ISTANBUL has always enjoyed a reputation for sexual intrigue and the latest affair may yet be the most bizarre. On the streets of the city which straddles Europe and Asia, an unlikely trial of strength has pitted a sizeable transvestite community against a police force whose affection for torture has earnt it international notoriety.

Houses have been torched, dancers and street-walkers beaten up, while court cases brought against officers have had to be abandoned in the face of threats. Despite the intervention of international human rights groups, the conflict has escalated.

Police officers use laws against indecency and regulations governing the formation of associations to crack down on both the transsexual and wider homosexual community.
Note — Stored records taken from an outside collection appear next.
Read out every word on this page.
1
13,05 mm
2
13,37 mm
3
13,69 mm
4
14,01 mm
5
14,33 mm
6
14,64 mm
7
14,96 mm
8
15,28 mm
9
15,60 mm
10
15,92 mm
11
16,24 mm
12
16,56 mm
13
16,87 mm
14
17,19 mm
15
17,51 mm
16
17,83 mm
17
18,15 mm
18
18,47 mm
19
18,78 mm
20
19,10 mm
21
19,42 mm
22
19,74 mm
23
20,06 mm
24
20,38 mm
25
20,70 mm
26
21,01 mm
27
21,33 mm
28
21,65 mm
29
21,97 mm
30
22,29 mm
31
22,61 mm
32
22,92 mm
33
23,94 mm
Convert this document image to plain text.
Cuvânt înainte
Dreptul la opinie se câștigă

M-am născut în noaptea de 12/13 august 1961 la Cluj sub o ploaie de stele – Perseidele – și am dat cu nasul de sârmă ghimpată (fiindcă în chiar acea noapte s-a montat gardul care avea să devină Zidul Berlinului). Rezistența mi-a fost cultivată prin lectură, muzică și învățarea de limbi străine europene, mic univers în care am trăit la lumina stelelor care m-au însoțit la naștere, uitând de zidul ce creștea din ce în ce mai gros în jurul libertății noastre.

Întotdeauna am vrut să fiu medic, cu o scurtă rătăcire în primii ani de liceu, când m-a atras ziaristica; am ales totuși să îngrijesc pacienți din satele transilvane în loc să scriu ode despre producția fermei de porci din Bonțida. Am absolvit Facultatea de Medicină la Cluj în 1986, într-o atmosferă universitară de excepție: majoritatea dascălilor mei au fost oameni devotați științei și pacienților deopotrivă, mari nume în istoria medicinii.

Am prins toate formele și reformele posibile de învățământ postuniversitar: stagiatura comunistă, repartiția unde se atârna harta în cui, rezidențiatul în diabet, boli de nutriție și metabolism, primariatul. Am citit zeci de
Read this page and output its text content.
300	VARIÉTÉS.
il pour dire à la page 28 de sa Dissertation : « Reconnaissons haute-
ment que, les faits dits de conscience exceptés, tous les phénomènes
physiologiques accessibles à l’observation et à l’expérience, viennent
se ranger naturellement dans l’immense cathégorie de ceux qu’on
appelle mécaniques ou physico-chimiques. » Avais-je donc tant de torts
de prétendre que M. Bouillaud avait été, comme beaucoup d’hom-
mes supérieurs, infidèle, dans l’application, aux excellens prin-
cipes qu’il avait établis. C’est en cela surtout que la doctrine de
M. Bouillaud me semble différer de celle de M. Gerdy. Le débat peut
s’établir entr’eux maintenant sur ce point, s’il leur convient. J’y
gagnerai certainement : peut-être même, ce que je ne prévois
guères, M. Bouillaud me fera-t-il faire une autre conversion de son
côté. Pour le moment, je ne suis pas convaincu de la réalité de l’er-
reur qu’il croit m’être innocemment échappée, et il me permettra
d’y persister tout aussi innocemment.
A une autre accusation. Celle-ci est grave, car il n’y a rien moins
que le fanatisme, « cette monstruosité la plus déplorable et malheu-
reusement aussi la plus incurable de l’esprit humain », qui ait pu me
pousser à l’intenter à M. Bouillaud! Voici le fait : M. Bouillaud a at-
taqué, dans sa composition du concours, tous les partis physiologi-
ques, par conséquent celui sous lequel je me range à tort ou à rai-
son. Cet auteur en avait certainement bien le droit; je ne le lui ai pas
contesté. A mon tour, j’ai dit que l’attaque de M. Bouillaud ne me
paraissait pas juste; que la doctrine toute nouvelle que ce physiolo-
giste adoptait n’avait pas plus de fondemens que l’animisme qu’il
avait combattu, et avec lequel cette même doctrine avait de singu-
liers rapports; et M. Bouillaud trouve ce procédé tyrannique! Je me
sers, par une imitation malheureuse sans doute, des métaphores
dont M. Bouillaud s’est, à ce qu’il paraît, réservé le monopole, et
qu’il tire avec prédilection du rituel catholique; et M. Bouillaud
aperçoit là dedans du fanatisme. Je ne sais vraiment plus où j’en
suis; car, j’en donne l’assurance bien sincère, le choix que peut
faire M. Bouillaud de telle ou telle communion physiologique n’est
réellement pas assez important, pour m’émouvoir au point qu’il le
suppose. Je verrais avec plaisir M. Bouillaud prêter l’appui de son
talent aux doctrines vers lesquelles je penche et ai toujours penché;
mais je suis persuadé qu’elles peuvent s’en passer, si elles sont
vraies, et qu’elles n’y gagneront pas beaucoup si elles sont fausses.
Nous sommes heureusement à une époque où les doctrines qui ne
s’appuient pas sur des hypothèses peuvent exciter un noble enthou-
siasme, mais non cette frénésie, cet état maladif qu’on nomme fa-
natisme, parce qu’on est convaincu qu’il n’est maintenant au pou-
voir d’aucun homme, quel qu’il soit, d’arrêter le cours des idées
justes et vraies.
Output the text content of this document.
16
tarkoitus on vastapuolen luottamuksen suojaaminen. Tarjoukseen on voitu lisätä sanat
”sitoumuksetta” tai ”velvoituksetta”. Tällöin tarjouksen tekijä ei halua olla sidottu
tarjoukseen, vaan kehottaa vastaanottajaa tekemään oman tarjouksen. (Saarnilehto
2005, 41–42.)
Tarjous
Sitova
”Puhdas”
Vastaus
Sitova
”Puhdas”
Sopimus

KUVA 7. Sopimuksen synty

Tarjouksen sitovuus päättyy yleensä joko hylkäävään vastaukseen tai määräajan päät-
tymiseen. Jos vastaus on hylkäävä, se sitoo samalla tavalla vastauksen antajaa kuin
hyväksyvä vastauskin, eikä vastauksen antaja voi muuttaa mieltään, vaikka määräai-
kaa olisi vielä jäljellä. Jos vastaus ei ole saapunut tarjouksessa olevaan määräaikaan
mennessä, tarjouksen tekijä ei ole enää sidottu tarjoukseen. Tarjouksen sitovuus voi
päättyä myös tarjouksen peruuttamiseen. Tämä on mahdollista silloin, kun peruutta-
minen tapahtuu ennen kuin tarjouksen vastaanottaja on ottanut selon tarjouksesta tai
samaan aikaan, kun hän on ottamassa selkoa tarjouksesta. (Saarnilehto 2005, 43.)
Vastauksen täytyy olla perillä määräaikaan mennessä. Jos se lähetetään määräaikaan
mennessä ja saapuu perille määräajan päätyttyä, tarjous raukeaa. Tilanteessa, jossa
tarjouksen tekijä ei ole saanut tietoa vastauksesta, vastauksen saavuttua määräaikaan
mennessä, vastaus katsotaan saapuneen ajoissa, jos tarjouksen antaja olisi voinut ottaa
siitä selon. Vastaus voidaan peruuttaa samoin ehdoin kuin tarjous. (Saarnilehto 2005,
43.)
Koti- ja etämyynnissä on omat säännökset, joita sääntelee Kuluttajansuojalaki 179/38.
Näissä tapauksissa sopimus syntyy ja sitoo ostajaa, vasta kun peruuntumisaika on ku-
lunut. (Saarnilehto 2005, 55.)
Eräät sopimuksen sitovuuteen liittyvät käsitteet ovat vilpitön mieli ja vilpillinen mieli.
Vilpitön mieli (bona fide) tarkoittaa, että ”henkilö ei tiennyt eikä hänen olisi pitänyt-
The first explicity gay group was only formed in 1992 but broken up by the police within a few years.

The crackdown intensified this month when thousands of international delegates flooded into Istanbul to attend the United Nations' Habitat II conference on the future of large cities. Transvestites were warned to disappear by the local police and several of their flats allegedly set on fire.

Other treatments to which transvestites claim they have been subjected include being beaten with cables. "One of the policemen has a handful of different coloured cables and asks you to pick one," Hande says. "If you choose a colour he whips you with that one, if you don't you are hit with all of them."

There have also been complaints of detainees being tied at the hands and legs and hung upside down; of people being stripped, spat on and left in cold rooms; of being slammed into walls while being held by their hair; and of being kicked in their sexual organs.

For a country in which Amnesty International last year recorded 15 deaths in custody due to torture and 35 people having been "disappeared" by the security forces, these may be relatively mild measures.

IHD, Turkey's Human Rights Association, has supported attempts by transvestities to sue police officers for the torture they have endured. None have been successful so far. In 1991, the courts dismissed one case on the flimsy grounds that the officer had been transferred to another station and therefore another legal district.

"The laws are set up to protect the police," said Hande. "We plan to take another case over the burning of the flats. Even if they put more pressure on us, the facts must come out."